El próximo gobierno, cualquiera sea su signo político, se va a encontrar con un contexto mundial muy diferente al de la etapa kirchnerista. Una tormenta de noticias desfavorables provenientes del exterior requiere especial atención. A la crisis griega actual, hay que sumarle el susto ruso de principios de año, la reciente corrección del mercado bursátil chino y su menor pujanza económica, la suba inminente en los tipos de interés de la Reserva Federal, el fortalecimiento del dólar y el menor precio de las materias primas.
Algunos más atemperados que otros, son riesgos latentes en el escenario internacional, cuyos elementos operan fuerte en el mundo emergente, pero sobre todo, en el vecindario latinoamericano. En la región, los costos de financiamiento se encarecerán, los déficits de cuenta corriente se ensancharán y los tipos de cambio se depreciarán; mientras realidades como la desaceleración económica, la mayor presión inflacionaria, el aumento del desempleo y el estado de las cuentas fiscales cobrarán mayor protagonismo en cada uno de los países.
En este marco de un sesgo alcista de los riesgos del contexto mundial, Brasil está pasando por una coyuntura más que preocupante. A sus dificultades económicas, suma problemas en el aspecto judicial y político. Por un lado, nuestro principal socio comercial terminará el año con una caída en la actividad del 2% y en la producción industrial del 5%; con una inflación del 9%, un déficit fiscal del 6% del producto y una cuenta corriente deficitaria del 4% del PBI en conjunto con una devaluación nominal que puede ubicarse por encima del 30% hacia fin de año. Una de las peores combinaciones de indicadores en décadas. Por el otro, el escándalo de corrupción con Petrobras y otras grandes compañías de renombre parece ensancharse y salpicar cada vez a más funcionarios acusados de corrupción. Incluso, la propia presidenta, a la que gran parte de la población presiona para un juicio político y cuya alianza de gobierno pende de un hilo (la acaba de abandonar Eduardo Cunha, titular de la Cámara baja). El vicepresidente Michel Temer (también presidente del PMDB) intentó poner paños fríos; sin embargo, el delgado equilibrio en la coalición gobernante llegó para quedarse. Por si todo esto fuera poco, el país está al borde de un problema hídrico de proporciones, la imagen de aprobación de Rousseff está por el piso (ya perforando los 10%), a seis meses del inicio del segundo mandato, y el margen para ejercer cualquier tipo de medida de austeridad (ya criticado dentro del PT) es cada vez menor.
Está claro que esto no es una buena noticia para la Argentina. Nos impactará en el corto plazo en el frente cambiario (por la presión adicional que ejerce un real más devaluado), en el canal comercial (por menores exportaciones y mayor competencia productiva) y en el frente financiero (si el país ya no es “grado de inversión”, traería mayor volatilidad en el movimiento de capitales regional), justo cuando el nuevo gobierno argentino intente asomar la cabeza al exterior.

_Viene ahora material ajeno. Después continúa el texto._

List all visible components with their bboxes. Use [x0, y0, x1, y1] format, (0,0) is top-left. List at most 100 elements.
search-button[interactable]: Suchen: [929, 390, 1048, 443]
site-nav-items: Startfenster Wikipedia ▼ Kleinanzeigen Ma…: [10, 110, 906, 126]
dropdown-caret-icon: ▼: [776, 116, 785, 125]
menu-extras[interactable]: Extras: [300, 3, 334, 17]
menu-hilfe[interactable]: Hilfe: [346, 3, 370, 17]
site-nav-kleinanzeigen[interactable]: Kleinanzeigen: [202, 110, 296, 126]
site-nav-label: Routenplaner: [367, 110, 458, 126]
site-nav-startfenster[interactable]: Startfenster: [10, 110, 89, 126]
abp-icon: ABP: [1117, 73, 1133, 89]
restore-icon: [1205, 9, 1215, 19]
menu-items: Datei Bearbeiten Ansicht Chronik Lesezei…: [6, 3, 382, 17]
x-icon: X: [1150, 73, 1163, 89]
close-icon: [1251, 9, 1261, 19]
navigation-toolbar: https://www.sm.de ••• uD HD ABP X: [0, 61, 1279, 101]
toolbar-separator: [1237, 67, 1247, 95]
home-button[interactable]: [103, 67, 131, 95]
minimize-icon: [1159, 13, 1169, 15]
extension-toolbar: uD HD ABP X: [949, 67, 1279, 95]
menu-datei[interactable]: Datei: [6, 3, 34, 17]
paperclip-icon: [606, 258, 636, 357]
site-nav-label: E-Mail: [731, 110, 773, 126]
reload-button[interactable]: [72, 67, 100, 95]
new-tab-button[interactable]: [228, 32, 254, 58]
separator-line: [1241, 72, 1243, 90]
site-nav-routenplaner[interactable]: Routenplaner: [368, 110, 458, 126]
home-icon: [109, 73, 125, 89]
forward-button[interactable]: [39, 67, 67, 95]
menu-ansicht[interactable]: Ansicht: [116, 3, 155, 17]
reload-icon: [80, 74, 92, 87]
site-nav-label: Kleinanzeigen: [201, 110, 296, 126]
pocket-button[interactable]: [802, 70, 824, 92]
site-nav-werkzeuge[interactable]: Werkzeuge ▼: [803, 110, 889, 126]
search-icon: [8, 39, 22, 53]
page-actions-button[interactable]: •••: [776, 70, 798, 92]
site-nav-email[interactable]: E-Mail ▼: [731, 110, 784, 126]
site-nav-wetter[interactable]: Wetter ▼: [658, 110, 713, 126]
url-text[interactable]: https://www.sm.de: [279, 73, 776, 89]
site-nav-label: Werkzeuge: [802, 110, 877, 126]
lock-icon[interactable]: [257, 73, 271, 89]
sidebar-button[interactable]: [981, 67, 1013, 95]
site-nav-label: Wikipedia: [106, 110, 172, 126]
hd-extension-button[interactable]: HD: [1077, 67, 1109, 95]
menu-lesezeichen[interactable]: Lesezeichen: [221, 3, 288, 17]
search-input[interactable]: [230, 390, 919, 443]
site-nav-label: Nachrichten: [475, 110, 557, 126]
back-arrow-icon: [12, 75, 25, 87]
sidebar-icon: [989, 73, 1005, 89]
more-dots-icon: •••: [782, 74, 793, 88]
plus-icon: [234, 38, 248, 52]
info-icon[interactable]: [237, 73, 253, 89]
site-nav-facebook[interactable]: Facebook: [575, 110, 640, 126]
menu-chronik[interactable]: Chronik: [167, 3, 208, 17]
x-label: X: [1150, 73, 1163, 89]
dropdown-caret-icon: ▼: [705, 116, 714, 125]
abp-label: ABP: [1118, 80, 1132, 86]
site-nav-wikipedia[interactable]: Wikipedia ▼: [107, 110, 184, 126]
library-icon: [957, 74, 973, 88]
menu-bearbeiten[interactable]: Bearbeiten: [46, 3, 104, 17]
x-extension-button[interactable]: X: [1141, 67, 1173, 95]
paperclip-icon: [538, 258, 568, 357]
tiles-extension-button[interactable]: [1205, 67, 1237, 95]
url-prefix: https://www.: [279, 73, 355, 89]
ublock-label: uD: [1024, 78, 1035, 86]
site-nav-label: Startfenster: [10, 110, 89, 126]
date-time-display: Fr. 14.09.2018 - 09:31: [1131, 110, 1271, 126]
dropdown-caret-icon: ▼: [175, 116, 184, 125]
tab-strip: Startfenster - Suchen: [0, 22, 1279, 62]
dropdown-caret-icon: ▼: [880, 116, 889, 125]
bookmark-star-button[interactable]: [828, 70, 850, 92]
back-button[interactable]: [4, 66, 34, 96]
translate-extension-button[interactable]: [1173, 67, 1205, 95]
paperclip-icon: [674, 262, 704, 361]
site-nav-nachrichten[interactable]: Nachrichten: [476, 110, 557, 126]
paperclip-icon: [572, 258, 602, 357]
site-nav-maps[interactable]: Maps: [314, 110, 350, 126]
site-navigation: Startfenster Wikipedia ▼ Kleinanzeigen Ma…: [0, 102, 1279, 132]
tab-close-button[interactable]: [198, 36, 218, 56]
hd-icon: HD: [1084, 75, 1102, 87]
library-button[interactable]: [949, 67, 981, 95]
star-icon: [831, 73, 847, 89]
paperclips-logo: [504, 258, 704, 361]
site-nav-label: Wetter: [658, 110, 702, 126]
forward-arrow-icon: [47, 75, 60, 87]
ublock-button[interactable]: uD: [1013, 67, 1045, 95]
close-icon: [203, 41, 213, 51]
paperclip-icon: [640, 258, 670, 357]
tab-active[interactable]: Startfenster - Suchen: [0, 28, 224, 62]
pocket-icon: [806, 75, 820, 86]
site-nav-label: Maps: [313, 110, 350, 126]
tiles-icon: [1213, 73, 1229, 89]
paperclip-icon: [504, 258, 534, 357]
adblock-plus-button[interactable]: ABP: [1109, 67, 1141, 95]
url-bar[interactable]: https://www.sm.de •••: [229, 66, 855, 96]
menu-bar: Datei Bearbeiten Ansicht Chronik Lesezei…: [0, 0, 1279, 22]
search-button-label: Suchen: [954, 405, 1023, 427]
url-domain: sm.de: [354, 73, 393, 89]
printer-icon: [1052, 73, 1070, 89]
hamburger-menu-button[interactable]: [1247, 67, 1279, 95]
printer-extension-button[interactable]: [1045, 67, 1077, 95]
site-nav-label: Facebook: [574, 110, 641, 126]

En este sentido, suele aducirse que la desconexión con el exterior nos protege de las volatilidades que imperan. Hay algo de cierto en ello, pero el aislamiento evita los beneficios de un mayor comercio e inversiones sin eliminar completamente la existencia de turbulencias.
Lo cierto es que las aguas nunca están tranquilas en términos de los asuntos globales. En cambio, promover una vinculación inteligente con el mundo no sólo nos traería los dólares que tanto necesitamos, sino que traccionaría nuestras tan castigadas exportaciones y elevaría el potencial de varios sectores productivos. Todos aspectos necesarios si lo que se viene es una agenda de desarrollo, como tanto se pregona. Hay mucho trabajo por delante en un mundo cada vez más complejo e interconectado, que demanda una reinserción internacional pragmática. Ojalá el próximo gobierno otorgue a este capítulo la importancia que se merece. La ventana de oportunidad no está completamente cerrada.
*Economista jefe de la Fundación Capital.